1941 was a year of beginnings and endings for Judy Garland. It was the year of Judy's last Andy Hardy film (Life Begins for Andy Hardy, wherein nobody sang). And she wasn't just growing up on film - 1941 was also the year of Judy's first marriage: to David Rose, the musical director of the Tony Martin Radio Show. At only 19, Judy Garland was transitioning from child sensation to full fledged star.

 

The Movie: Babes on Broadway (1941)
The Songwriters: E.Y. Harburg (lyrics) and Burton Lane (music)
The Players: Judy Garland, Mickey Rooney, Virginia Weidler, Fay Bainter, Margaret O'Sullivan, directed by Busby Berkeley.

 

The Story: As the country entered World War II, the Freed Unit was lining up a series of nostalgia-inflected new hits starring Judy Garland for MGM. While Babes on Broadway looks at first glance like the typical "let's put on a show" backyard musical of 30's Mickey and Judy, some palpable differences manifest. First, there's the emphasis on Americana and patriotism, from Judy urging young British youths on in "Chin Up Cheerio!" to the (racist blackface) closing number, "Robert E Lee." This was the influence of World War II. Though Pearl Harbor happened mere days before Babes on Broadway was released, national sentiment was already turning towards the patriotic messages that would define wartime Hollywood. However, the movie's bigger hit was a more conventional Judy Garland number "How About You?"
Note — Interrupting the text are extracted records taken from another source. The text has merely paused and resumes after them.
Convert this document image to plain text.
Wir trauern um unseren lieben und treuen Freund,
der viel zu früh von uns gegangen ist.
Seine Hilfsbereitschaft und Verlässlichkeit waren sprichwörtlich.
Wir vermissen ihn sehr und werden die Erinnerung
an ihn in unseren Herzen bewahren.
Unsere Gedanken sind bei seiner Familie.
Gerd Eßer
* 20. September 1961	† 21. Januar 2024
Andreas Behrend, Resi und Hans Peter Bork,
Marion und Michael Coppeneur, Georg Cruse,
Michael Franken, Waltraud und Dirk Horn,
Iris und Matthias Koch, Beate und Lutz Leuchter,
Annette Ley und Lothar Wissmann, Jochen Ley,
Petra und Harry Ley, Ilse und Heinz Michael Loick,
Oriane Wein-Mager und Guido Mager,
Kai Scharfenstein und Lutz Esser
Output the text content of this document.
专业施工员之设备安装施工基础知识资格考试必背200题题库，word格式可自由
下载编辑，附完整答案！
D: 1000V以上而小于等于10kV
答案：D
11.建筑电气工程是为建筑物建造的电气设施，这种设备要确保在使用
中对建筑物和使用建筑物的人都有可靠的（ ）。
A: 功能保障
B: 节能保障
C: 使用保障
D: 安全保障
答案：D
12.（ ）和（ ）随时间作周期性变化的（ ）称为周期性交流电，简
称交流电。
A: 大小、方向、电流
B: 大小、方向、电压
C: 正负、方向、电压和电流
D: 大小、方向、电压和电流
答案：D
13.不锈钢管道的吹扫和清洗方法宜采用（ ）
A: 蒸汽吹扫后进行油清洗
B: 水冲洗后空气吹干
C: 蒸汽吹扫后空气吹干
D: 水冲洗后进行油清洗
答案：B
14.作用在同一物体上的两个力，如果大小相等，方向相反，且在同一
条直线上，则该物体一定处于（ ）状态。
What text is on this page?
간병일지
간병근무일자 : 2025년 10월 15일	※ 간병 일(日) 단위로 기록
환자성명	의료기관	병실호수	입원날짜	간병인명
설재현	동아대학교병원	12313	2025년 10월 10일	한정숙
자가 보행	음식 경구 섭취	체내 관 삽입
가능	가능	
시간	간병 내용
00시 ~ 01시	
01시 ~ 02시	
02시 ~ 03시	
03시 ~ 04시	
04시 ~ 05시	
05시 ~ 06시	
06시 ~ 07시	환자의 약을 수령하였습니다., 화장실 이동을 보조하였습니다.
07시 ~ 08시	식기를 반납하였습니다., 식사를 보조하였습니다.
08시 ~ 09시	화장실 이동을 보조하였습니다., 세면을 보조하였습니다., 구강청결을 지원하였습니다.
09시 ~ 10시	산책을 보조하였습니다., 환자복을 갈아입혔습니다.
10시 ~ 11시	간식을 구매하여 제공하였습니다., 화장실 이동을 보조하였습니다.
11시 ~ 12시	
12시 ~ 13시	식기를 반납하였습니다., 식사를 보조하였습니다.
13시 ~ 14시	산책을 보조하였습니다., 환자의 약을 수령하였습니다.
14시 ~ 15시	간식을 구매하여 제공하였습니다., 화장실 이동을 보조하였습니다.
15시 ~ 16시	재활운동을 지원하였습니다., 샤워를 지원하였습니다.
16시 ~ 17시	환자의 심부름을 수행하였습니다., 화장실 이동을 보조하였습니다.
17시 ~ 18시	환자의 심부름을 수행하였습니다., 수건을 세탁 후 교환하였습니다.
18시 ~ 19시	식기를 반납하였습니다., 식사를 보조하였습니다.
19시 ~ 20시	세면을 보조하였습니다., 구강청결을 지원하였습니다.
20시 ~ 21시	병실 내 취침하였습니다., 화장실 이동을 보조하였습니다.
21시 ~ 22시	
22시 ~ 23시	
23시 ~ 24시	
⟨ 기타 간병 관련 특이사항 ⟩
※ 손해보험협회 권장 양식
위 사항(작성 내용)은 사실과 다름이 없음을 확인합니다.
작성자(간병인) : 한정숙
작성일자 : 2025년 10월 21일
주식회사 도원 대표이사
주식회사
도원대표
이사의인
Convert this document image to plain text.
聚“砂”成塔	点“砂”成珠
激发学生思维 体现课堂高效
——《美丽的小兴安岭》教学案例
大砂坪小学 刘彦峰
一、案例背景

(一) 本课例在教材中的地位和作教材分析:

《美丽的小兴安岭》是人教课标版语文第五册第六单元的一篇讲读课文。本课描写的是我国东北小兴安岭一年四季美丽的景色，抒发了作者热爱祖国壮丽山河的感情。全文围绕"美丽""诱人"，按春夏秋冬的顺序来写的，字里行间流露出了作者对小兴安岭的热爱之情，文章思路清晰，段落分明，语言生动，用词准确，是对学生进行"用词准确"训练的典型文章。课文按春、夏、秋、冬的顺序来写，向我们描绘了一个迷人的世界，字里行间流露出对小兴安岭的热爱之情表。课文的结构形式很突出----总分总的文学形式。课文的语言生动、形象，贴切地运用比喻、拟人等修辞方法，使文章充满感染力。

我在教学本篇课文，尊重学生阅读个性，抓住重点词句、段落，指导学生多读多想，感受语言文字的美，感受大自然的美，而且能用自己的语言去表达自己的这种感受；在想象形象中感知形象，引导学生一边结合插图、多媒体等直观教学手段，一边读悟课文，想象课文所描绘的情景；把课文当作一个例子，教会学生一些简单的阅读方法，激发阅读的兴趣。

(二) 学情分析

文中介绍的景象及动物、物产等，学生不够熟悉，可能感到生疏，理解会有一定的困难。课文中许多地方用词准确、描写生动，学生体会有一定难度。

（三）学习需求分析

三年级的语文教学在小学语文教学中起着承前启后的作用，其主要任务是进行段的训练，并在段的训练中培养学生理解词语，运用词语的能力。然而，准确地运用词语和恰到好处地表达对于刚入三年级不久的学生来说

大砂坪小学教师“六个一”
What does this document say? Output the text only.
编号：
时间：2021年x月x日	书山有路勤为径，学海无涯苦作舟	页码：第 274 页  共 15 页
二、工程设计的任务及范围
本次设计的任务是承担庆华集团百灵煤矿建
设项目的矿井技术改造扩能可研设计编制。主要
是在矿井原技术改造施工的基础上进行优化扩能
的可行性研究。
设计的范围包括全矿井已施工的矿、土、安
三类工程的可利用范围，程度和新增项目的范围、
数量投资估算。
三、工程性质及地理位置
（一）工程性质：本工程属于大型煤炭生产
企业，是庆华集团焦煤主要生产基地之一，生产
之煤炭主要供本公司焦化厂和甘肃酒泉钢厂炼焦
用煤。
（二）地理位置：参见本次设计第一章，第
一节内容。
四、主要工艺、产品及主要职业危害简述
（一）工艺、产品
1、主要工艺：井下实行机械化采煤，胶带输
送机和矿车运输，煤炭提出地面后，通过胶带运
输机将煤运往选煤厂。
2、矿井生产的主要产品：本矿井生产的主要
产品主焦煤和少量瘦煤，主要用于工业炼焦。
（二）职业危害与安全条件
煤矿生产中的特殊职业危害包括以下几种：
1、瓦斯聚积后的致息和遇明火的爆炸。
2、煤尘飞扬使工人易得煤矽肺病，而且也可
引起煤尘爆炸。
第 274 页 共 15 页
In many ways, Babes on Broadway looks and sounds like the old Judy and Mickey - the two doe-eyed lovebirds sing to each other at a piano or on a stage while Mickey pulls faces. However, there are two marked differences: First, Mickey is no longer the focus of the movie - the two actors share camera equally. Second, Garland has graduated from the giant lace sleeves and tulle-lined skirts of "in-between" childish Judy, instead dressed fashionably in the latest style. Ziegfeld Girl and Little Nellie Kelly had proven Judy's talent was mature. Now it was time for her star image to reflect that transition, too.